Facing an October deadline to complete its work, a Chilmark town committee charged with independently studying the best way to restore Squibnocket Beach is midway through its fact-gathering mission.
Since June, the committee has been meeting weekly to revisit the complicated issue of beach restoration at Squibnocket, which was ravaged by Hurricane Sandy in 2012. In late May the town learned it had received a $280,000 Hurricane Sandy Coastal Resiliency grant from Gov. Deval Patrick for beach restoration. The grant program is the first of its kind in the commonwealth, and Chilmark received the largest award.
But one month earlier town voters and taxpayers were sharply at odds over a plan developed by the selectmen to restore the beach and its lone access road. The road is also the only access to a development of private homes at Squibnocket Farm.
At the annual town meeting in April, after debate that was at times bitter, voters narrowly rejected a proposal to allow selectmen to pursue a plan that included building a raised roadway, relocating and expanding an existing parking lot, removing a stone revetment and expanding the town beach an additional 1,000 feet.
The proposal was the result of a joint effort among the selectmen, the Squibnocket Farm Homeowners Association and the Vineyard Open Land Foundation that began in 2013.
At the town meeting voters agreed to approve the appointment of a new committee to look at alternatives to the town proposal. The committee has met six times since June 16. The public meetings are held on Tuesdays at 8 a.m. in the town hall.
Materials collected so far include an overview of existing documents and studies, consultants’ reports from the town project and letters from various stakeholders. Most of the documents are available on the town website.
On July 8, Charles Parker of the Friends of Squibnocket Pond, a group representing homeowners in adjacent Blacksmith Valley, presented a strategy for developing a new proposal. Mr. Parker provided an overview of the group’s design principles and its proposal for a detailed engineering analysis.
Committee chairman James Malkin has sent letters to neighbors and fishermen, as well as the town beach committee and the Squibnocket Beach Association, inviting them to make presentations.
On July 29, engineers who were involved in a Squibnocket Farm study in 2012 will present their original findings. Their recommendation at the time included building an elevated causeway spanning the existing parking lot, and building a new parking lot farther west. At the selectmen’s request, that recommendation was incorporated into their own study.
Lawrence Lasser, president of the association, said this week that the homeowners do not plan to immediately pursue their original plan to develop the raised causeway, although it would be within their right to do so, since the association owns the land.
“We have withheld any action on our own in favor of working with the committee in the hope that they would come up with a plan which meets our criteria, and which also meets the objections of the adjacent, largely Blacksmith Valley, homeowners,” he said. He said he believed that opposition to the town proposal focused largely on the potential effects it would have on people’s views from their homes.

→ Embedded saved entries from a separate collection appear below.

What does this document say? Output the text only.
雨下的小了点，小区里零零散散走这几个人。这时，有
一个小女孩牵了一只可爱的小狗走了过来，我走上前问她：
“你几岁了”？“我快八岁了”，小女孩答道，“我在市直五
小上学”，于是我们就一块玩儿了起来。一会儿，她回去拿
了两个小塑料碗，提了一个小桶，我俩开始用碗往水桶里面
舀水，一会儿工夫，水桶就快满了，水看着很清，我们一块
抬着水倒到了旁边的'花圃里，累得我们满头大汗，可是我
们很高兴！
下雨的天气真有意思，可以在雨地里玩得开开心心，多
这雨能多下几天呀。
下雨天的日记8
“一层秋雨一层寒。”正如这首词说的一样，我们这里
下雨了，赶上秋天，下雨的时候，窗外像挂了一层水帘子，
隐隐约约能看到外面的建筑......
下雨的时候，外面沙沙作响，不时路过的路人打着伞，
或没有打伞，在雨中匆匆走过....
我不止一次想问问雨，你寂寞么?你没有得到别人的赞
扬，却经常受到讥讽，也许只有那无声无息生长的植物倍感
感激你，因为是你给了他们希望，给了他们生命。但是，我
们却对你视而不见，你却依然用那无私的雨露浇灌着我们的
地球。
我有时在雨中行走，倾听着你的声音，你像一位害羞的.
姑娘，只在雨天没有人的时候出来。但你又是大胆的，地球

Mr. Parker acknowledged that views were one concern. “Views are a concern for everybody on the Vineyard,” he said. But he added, “There are other concerns that are as important in this whole equation.”
He said he believed the proposal that was rejected at the town meeting represented “the wrong strategy for our area.” The Friends of Squibnocket Pond have made progress since July 8, he said. Local engineering firms are continuing to collect data that will provide a “baseline for the analytic effort that we want to pursue,” he said. He expected a wetlands delineation map and the collection of topographical data to be completed this week. He said the Squibnocket Farm association conducted similar wetlands and topographical studies, which the Friends of Squibnocket later incorporated. “But we had to take it quite a bit further because our scope is broader than their scope,” he said.
The group plans to explore the possibility of creating a dune ridge that would help protect a new road or parking lot from erosion. Mr. Parker said the wetland studies would play a central role in determining the size and shape of the dune. The group favors a less intrusive roadway, and will look at the possibility of utility lines being separate from the road and buried farther inland for protection.
With erosion a constant threat, Mr. Parker added, “We don’t believe that it makes sense to have hard structures.” The group also favors the removal of stone revetments, which would allow the coastline to find its natural boundaries.
The topographical data will be used to develop a three-dimensional model of the area, which will help in visualizing solutions, Mr. Parker said.
In a letter to the committee dated July 18, Mr. Lasser stressed the importance of a timely solution. “It may be good in the abstract to explore every option, to include every voice and to research every finding,” he wrote. “But for the association, this is not a development plan to be pursued on a discretionary basis; it is a house on fire.”
The committee has no time limit on its work, but committee members hope to develop a recommendation in time for a special town meeting in October, and to have a final proposal by next April. The grant money must be spent by 2016.